Why I thought it a good part of the article was interesting is because it does give a fairly detailed look at that one day of idiosyncratic filming, and a sense of Malick's style. But I say only "sort of interesting," because it was also sort of idiotic in some ways. For instance, the author was breathless about how amazing it was that they only were able to get five minutes of screen time in the final film after 11 hours of work. Seriously?? Five minutes for a normal day of shooting is HUGE. Most normal movies maybe get about two minutes.
And the actor is so awestruck about what a genius Malick (whose work he acknowledges he barely knows) is based on a) one day of filming, and b) his own misinterpretation of the main character. (With just some short observations -- and no script, remember -- he describes the main character of the screenwriter as "shallow." But having seen the movie myself, something Mr. Lennon hadn't at that point, nor knew the story, since there intentionally isn't much of one, there's no particular sense that the screenwriter was “shallow”? Just that he was troubled and struggling to find meaning. If anything, he was never satisfied with money, success, parties, beautiful women and more, which is the opposite of shallow? Lost and foolish maybe, but I don’t know if he was “shallow.”)
Absolutely, what Malick does is a fascinating way of filming. And the cinematography is tremendous, and short snippets are great. But ultimately, as I said, I think it’s a pedantic mess. (My opinion…) And this article largely explains why. And for those reasons, it's quite interesting at that to read.

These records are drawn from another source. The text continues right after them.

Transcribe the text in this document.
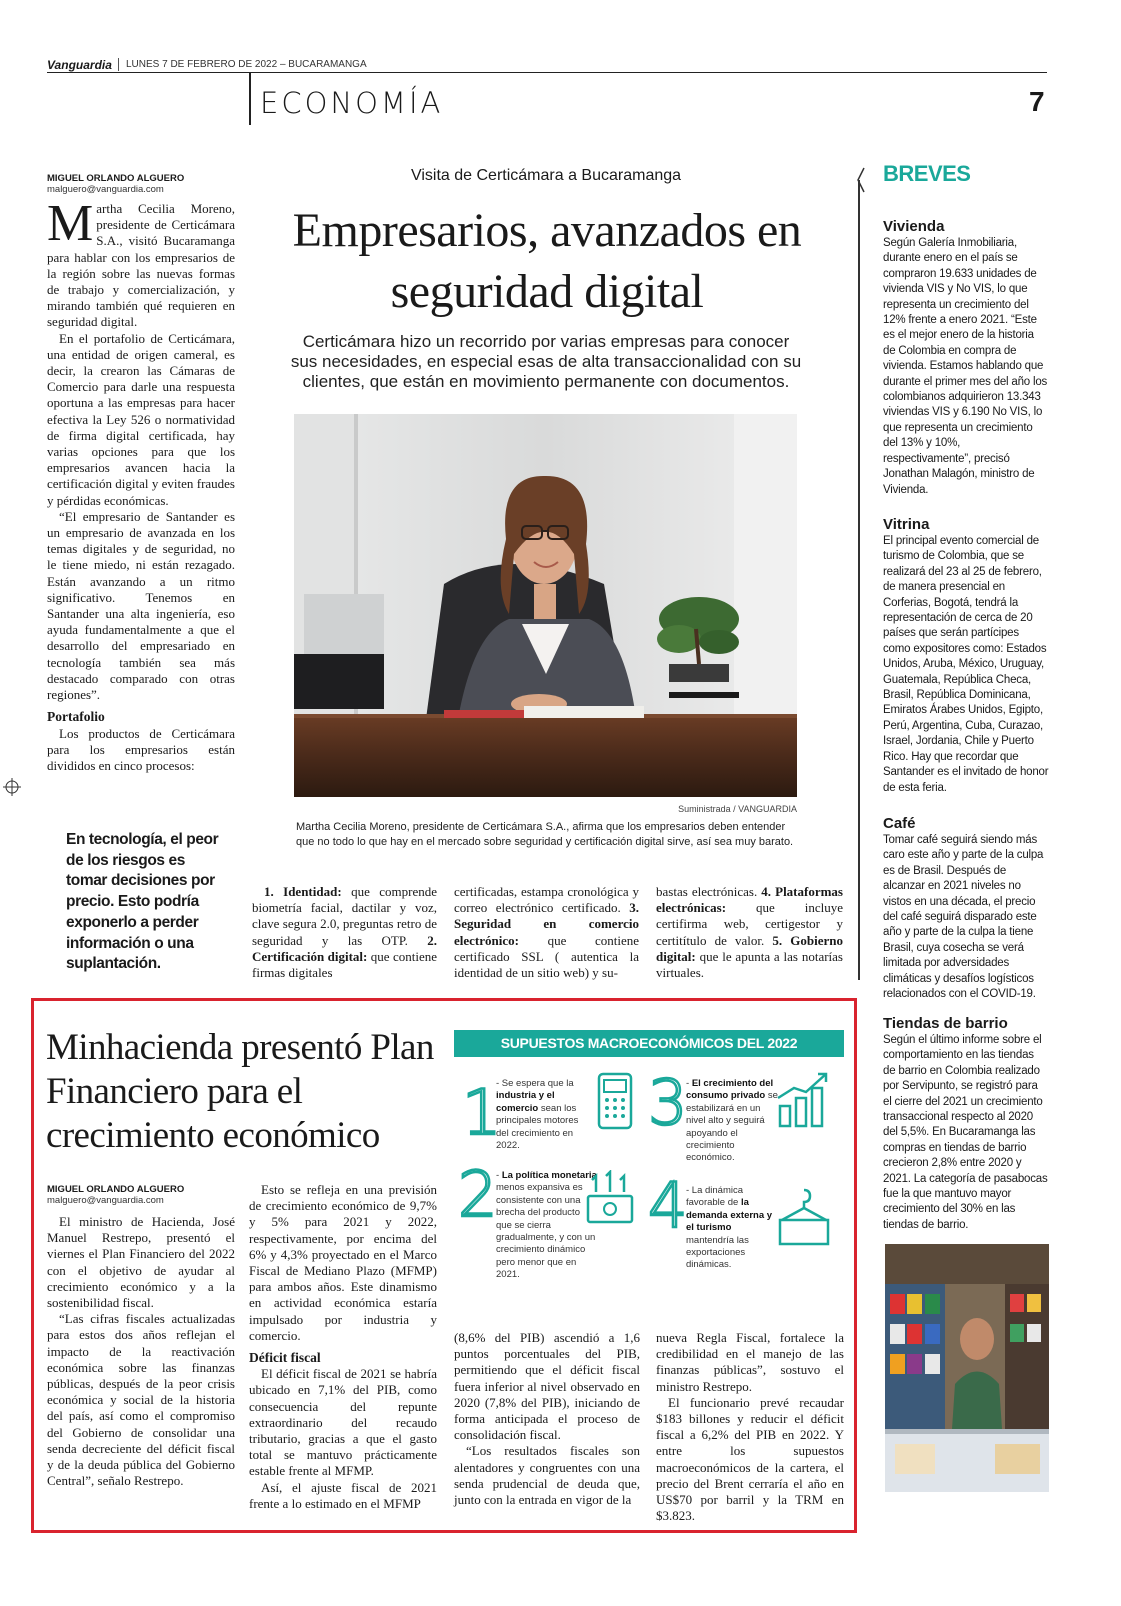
Vanguardia LUNES 7 DE FEBRERO DE 2022 – BUCARAMANGA
ECONOMÍA	7
MIGUEL ORLANDO ALGUERO
malguero@vanguardia.com

Martha Cecilia Moreno, presidente de Certicámara S.A., visitó Bucaramanga para hablar con los empresarios de la región sobre las nuevas formas de trabajo y comercialización, y mirando también qué requieren en seguridad digital.

En el portafolio de Certicámara, una entidad de origen cameral, es decir, la crearon las Cámaras de Comercio para darle una respuesta oportuna a las empresas para hacer efectiva la Ley 526 o normatividad de firma digital certificada, hay varias opciones para que los empresarios avancen hacia la certificación digital y eviten fraudes y pérdidas económicas.

“El empresario de Santander es un empresario de avanzada en los temas digitales y de seguridad, no le tiene miedo, ni están rezagado. Están avanzando a un ritmo significativo. Tenemos en Santander una alta ingeniería, eso ayuda fundamentalmente a que el desarrollo del empresariado en tecnología también sea más destacado comparado con otras regiones”.

Portafolio

Los productos de Certicámara para los empresarios están divididos en cinco procesos:

En tecnología, el peor de los riesgos es tomar decisiones por precio. Esto podría exponerlo a perder información o una suplantación.
Visita de Certicámara a Bucaramanga
Empresarios, avanzados en seguridad digital
Certicámara hizo un recorrido por varias empresas para conocer sus necesidades, en especial esas de alta transaccionalidad con su clientes, que están en movimiento permanente con documentos.
Suministrada / VANGUARDIA
Martha Cecilia Moreno, presidente de Certicámara S.A., afirma que los empresarios deben entender que no todo lo que hay en el mercado sobre seguridad y certificación digital sirve, así sea muy barato.

1. Identidad: que comprende biometría facial, dactilar y voz, clave segura 2.0, preguntas retro de seguridad y las OTP. 2. Certificación digital: que contiene firmas digitales

certificadas, estampa cronológica y correo electrónico certificado. 3. Seguridad en comercio electrónico: que contiene certificado SSL ( autentica la identidad de un sitio web) y su-

bastas electrónicas. 4. Plataformas electrónicas: que incluye certifirma web, certigestor y certitítulo de valor. 5. Gobierno digital: que le apunta a las notarías virtuales.

BREVES
Vivienda
Según Galería Inmobiliaria, durante enero en el país se compraron 19.633 unidades de vivienda VIS y No VIS, lo que representa un crecimiento del 12% frente a enero 2021. “Este es el mejor enero de la historia de Colombia en compra de vivienda. Estamos hablando que durante el primer mes del año los colombianos adquirieron 13.343 viviendas VIS y 6.190 No VIS, lo que representa un crecimiento del 13% y 10%, respectivamente”, precisó Jonathan Malagón, ministro de Vivienda.
Vitrina
El principal evento comercial de turismo de Colombia, que se realizará del 23 al 25 de febrero, de manera presencial en Corferias, Bogotá, tendrá la representación de cerca de 20 países que serán partícipes como expositores como: Estados Unidos, Aruba, México, Uruguay, Guatemala, República Checa, Brasil, República Dominicana, Emiratos Árabes Unidos, Egipto, Perú, Argentina, Cuba, Curazao, Israel, Jordania, Chile y Puerto Rico. Hay que recordar que Santander es el invitado de honor de esta feria.
Café
Tomar café seguirá siendo más caro este año y parte de la culpa es de Brasil. Después de alcanzar en 2021 niveles no vistos en una década, el precio del café seguirá disparado este año y parte de la culpa la tiene Brasil, cuya cosecha se verá limitada por adversidades climáticas y desafíos logísticos relacionados con el COVID-19.
Tiendas de barrio
Según el último informe sobre el comportamiento en las tiendas de barrio en Colombia realizado por Servipunto, se registró para el cierre del 2021 un crecimiento transaccional respecto al 2020 del 5,5%. En Bucaramanga las compras en tiendas de barrio crecieron 2,8% entre 2020 y 2021. La categoría de pasabocas fue la que mantuvo mayor crecimiento del 30% en las tiendas de barrio.
Minhacienda presentó Plan Financiero para el crecimiento económico
MIGUEL ORLANDO ALGUERO
malguero@vanguardia.com

El ministro de Hacienda, José Manuel Restrepo, presentó el viernes el Plan Financiero del 2022 con el objetivo de ayudar al crecimiento económico y a la sostenibilidad fiscal.

“Las cifras fiscales actualizadas para estos dos años reflejan el impacto de la reactivación económica sobre las finanzas públicas, después de la peor crisis económica y social de la historia del país, así como el compromiso del Gobierno de consolidar una senda decreciente del déficit fiscal y de la deuda pública del Gobierno Central”, señalo Restrepo.

Esto se refleja en una previsión de crecimiento económico de 9,7% y 5% para 2021 y 2022, respectivamente, por encima del 6% y 4,3% proyectado en el Marco Fiscal de Mediano Plazo (MFMP) para ambos años. Este dinamismo en actividad económica estaría impulsado por industria y comercio.

Déficit fiscal

El déficit fiscal de 2021 se habría ubicado en 7,1% del PIB, como consecuencia del repunte extraordinario del recaudo tributario, gracias a que el gasto total se mantuvo prácticamente estable frente al MFMP.

Así, el ajuste fiscal de 2021 frente a lo estimado en el MFMP

(8,6% del PIB) ascendió a 1,6 puntos porcentuales del PIB, permitiendo que el déficit fiscal fuera inferior al nivel observado en 2020 (7,8% del PIB), iniciando de forma anticipada el proceso de consolidación fiscal.

“Los resultados fiscales son alentadores y congruentes con una senda prudencial de deuda que, junto con la entrada en vigor de la

nueva Regla Fiscal, fortalece la credibilidad en el manejo de las finanzas públicas”, sostuvo el ministro Restrepo.

El funcionario prevé recaudar $183 billones y reducir el déficit fiscal a 6,2% del PIB en 2022. Y entre los supuestos macroeconómicos de la cartera, el precio del Brent cerraría el año en US$70 por barril y la TRM en $3.823.

SUPUESTOS MACROECONÓMICOS DEL 2022
1
- Se espera que la industria y el comercio sean los principales motores del crecimiento en 2022.
3
- El crecimiento del consumo privado se estabilizará en un nivel alto y seguirá apoyando el crecimiento económico.
2
- La política monetaria menos expansiva es consistente con una brecha del producto que se cierra gradualmente, y con un crecimiento dinámico pero menor que en 2021.
4
- La dinámica favorable de la demanda externa y el turismo mantendría las exportaciones dinámicas.
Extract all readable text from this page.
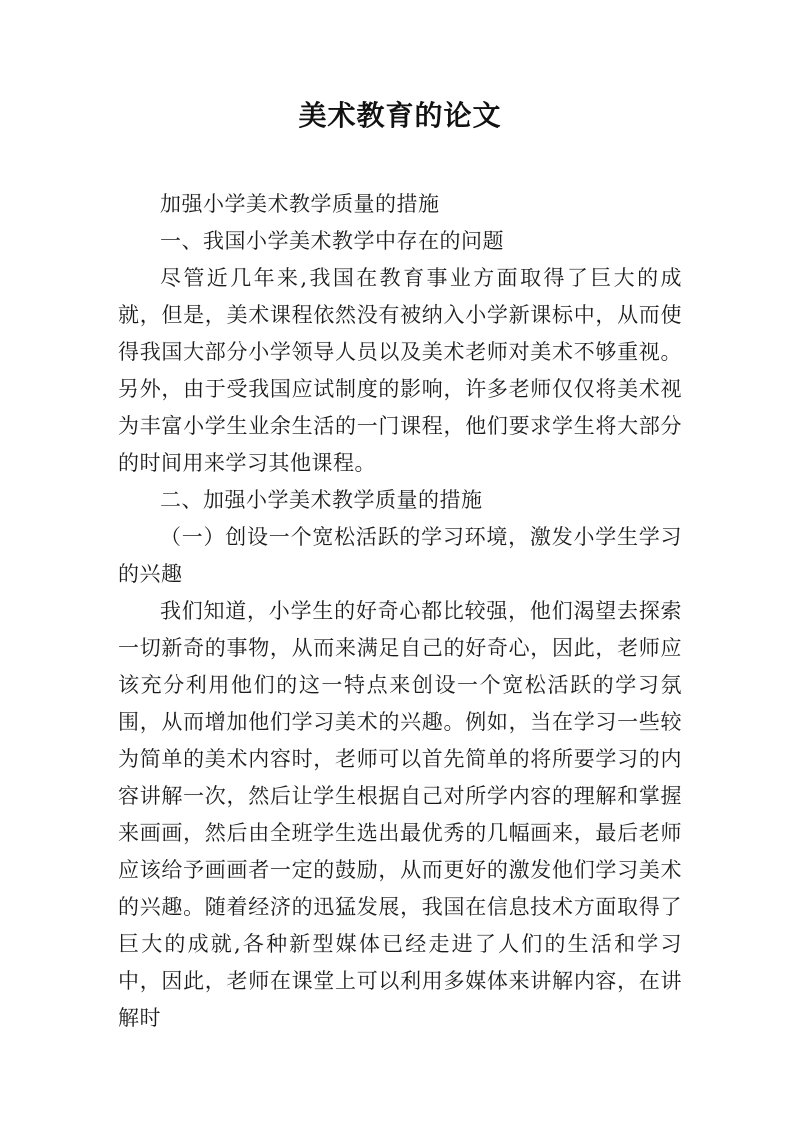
美术教育的论文

加强小学美术教学质量的措施

一、我国小学美术教学中存在的问题

尽管近几年来,我国在教育事业方面取得了巨大的成就，但是，美术课程依然没有被纳入小学新课标中，从而使得我国大部分小学领导人员以及美术老师对美术不够重视。另外，由于受我国应试制度的影响，许多老师仅仅将美术视为丰富小学生业余生活的一门课程，他们要求学生将大部分的时间用来学习其他课程。

二、加强小学美术教学质量的措施

（一）创设一个宽松活跃的学习环境，激发小学生学习的兴趣

我们知道，小学生的好奇心都比较强，他们渴望去探索一切新奇的事物，从而来满足自己的好奇心，因此，老师应该充分利用他们的这一特点来创设一个宽松活跃的学习氛围，从而增加他们学习美术的兴趣。例如，当在学习一些较为简单的美术内容时，老师可以首先简单的将所要学习的内容讲解一次，然后让学生根据自己对所学内容的理解和掌握来画画，然后由全班学生选出最优秀的几幅画来，最后老师应该给予画画者一定的鼓励，从而更好的激发他们学习美术的兴趣。随着经济的迅猛发展，我国在信息技术方面取得了巨大的成就,各种新型媒体已经走进了人们的生活和学习中，因此，老师在课堂上可以利用多媒体来讲解内容，在讲解时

This below is sort of companion video to the article in a way. It's about "The Malick Process," with the cast talking about how great and brilliant Terrence Malick is and that this is the way moviemaking should be. Well, of course they feel that way -- they're actors, they get to do pretty much whatever they want and say whatever they want, and show up in the middle of a scene at one (as star Christian Bale explains) that began filming without him and figure out what's going on. It's fascinating filmmaking. But resulted in a mess of a movie. To be clear, his style worked for me in his previous film, Tree of Life, which I saw as a sort movie version of a classical music tone poem. It all fit together. But, for me, not here.